02 Dec How it really happened : NINJIO Season 1, Episode 12, Yahoo! breach
In this Episode, a large business acquisition is underway between Horizon and Wahoo. During the middle of the acquisition, news broke that over half-a-billion credentials were breached from Wahoo. The CEO of Horizon learned about the breach via the NINJIO News Network (NNN) and not from the CEO of Wahoo himself, which caused a major uproar and is putting the acquisition at risk.
We learn that the source of the breach was a “watering hole” attack.
One of the biggest data breaches to date was a recent Yahoo attack that exposed an estimated 500 million accounts. The company claims it was a government sponsored attack, and the FBI is currently investigating.

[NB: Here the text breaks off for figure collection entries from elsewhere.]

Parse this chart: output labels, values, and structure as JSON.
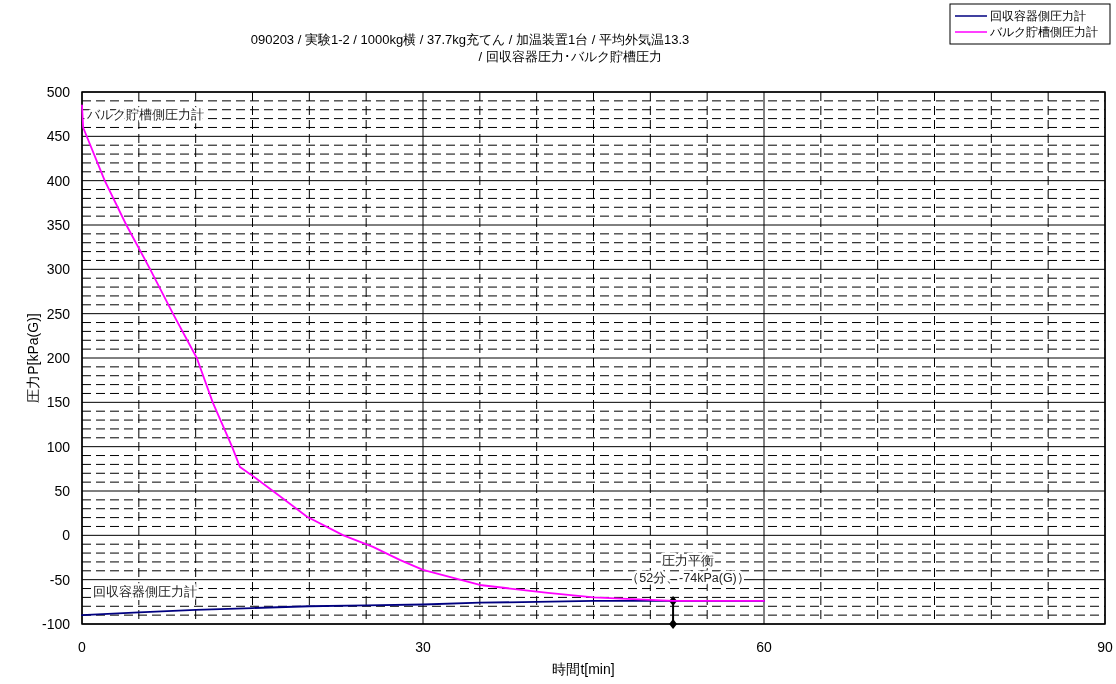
{
  "chart_data": {
    "type": "line",
    "title": "090203 / 実験1-2 / 1000kg横 / 37.7kg充てん / 加温装置1台 / 平均外気温13.3",
    "subtitle": "/ 回収容器圧力･バルク貯槽圧力",
    "xlabel": "時間t[min]",
    "ylabel": "圧力P[kPa(G)]",
    "xlim": [
      0,
      90
    ],
    "xticks": [
      0,
      30,
      60,
      90
    ],
    "ylim": [
      -100,
      500
    ],
    "yticks": [
      -100,
      -50,
      0,
      50,
      100,
      150,
      200,
      250,
      300,
      350,
      400,
      450,
      500
    ],
    "grid": true,
    "legend": "top right",
    "marker": "none",
    "line_style": "solid",
    "series": [
      {
        "name": "回収容器側圧力計",
        "color": "#000080",
        "x": [
          0,
          5,
          10,
          15,
          20,
          25,
          30,
          35,
          40,
          45,
          52,
          60
        ],
        "values": [
          -90,
          -87,
          -84,
          -82,
          -80,
          -79,
          -78,
          -76,
          -75,
          -74,
          -74,
          -74
        ]
      },
      {
        "name": "バルク貯槽側圧力計",
        "color": "#ff00ff",
        "x": [
          0,
          0.1,
          2,
          3.9,
          6,
          8,
          10.1,
          11.5,
          13.2,
          13.9,
          14.8,
          16.8,
          19.8,
          23,
          25.6,
          28,
          30,
          35,
          41,
          45,
          52,
          60
        ],
        "values": [
          485,
          460,
          400,
          350,
          300,
          250,
          200,
          150,
          100,
          77,
          69,
          50,
          21,
          0,
          -13,
          -28,
          -39,
          -56,
          -65,
          -70,
          -74,
          -74
        ]
      },
      {
        "type": "line",
        "color": "#000000",
        "marker": "diamond",
        "x": [
          52,
          52
        ],
        "values": [
          -74,
          -100
        ]
      }
    ],
    "annotations": [
      "圧力平衡",
      "（52分、-74kPa(G)）"
    ]
  }
}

Yahoo allegedly knew of the breach prior to announcing it to its users. Some experts think it was hidden during Verizon buyout negotiations, but the announcement of the attack has led to re-negotiation proceeding between Yahoo and Verizon.

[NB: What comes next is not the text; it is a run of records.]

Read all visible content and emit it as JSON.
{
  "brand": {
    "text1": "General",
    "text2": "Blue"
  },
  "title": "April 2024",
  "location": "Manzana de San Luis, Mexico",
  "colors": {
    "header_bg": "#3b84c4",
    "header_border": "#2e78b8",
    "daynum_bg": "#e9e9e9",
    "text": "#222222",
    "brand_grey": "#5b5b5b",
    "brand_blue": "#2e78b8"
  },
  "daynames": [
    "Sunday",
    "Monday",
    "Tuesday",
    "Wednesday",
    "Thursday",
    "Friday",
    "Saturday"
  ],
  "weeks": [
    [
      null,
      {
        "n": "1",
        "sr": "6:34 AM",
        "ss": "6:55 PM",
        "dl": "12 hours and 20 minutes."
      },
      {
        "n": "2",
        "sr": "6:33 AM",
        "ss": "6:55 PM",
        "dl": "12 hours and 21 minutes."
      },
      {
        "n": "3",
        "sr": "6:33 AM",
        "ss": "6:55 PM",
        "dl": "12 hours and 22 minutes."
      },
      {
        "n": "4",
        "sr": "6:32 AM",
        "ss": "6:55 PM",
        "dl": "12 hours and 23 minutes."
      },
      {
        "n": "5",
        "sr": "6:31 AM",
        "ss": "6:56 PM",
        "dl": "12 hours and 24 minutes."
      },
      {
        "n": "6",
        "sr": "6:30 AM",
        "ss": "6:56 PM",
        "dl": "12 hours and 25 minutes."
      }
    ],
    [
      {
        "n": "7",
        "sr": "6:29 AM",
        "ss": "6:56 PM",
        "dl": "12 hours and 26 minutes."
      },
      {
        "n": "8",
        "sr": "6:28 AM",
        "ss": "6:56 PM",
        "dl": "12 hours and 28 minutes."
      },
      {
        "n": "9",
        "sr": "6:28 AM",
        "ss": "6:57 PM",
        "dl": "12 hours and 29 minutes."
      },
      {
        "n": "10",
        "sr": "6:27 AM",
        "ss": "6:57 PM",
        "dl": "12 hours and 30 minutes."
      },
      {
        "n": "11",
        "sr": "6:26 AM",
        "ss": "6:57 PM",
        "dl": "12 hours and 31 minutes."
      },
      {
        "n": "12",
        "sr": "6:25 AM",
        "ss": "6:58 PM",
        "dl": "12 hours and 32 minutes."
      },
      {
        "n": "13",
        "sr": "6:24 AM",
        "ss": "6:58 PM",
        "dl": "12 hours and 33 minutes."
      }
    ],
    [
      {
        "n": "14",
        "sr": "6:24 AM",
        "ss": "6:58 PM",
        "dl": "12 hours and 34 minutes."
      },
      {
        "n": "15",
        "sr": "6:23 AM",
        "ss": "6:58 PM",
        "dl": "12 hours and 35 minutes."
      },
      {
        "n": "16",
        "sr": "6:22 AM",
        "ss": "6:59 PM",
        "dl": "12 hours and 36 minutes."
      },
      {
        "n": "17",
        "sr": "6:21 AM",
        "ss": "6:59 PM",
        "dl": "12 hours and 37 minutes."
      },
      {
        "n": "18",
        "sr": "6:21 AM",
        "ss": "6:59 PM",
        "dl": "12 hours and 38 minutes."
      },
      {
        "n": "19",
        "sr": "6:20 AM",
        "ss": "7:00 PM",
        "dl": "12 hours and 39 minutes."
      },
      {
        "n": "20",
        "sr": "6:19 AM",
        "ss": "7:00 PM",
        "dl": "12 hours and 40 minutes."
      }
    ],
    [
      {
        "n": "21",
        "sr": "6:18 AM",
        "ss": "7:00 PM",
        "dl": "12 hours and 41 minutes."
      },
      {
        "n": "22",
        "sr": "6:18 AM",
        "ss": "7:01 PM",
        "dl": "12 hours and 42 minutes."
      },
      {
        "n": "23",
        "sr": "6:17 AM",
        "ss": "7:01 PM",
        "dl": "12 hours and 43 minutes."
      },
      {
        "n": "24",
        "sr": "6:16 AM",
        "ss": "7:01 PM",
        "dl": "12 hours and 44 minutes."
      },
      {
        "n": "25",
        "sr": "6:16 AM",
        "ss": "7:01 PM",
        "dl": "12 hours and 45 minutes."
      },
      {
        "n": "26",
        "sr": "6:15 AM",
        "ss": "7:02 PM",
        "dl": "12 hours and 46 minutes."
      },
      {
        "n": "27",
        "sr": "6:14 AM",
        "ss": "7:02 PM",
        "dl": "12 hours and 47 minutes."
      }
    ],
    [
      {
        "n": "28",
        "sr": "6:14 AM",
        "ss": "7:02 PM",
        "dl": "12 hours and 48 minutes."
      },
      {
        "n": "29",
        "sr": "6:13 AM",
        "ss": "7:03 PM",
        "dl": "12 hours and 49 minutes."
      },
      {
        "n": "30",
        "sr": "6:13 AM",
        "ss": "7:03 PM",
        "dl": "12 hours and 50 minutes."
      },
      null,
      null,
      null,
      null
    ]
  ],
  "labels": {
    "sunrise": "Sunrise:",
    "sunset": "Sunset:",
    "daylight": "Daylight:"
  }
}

It’s common for hackers to target employees in an effort to gain access to internal data and accounts. Hackers use phishing emails with fake software update popups. Employees install these fake updates and leave their computers open for eavesdropping and remote control.
Hackers target groups of people within an organization in an attempt to gain access to data. They also use malware embedded in what looks like legitimate software.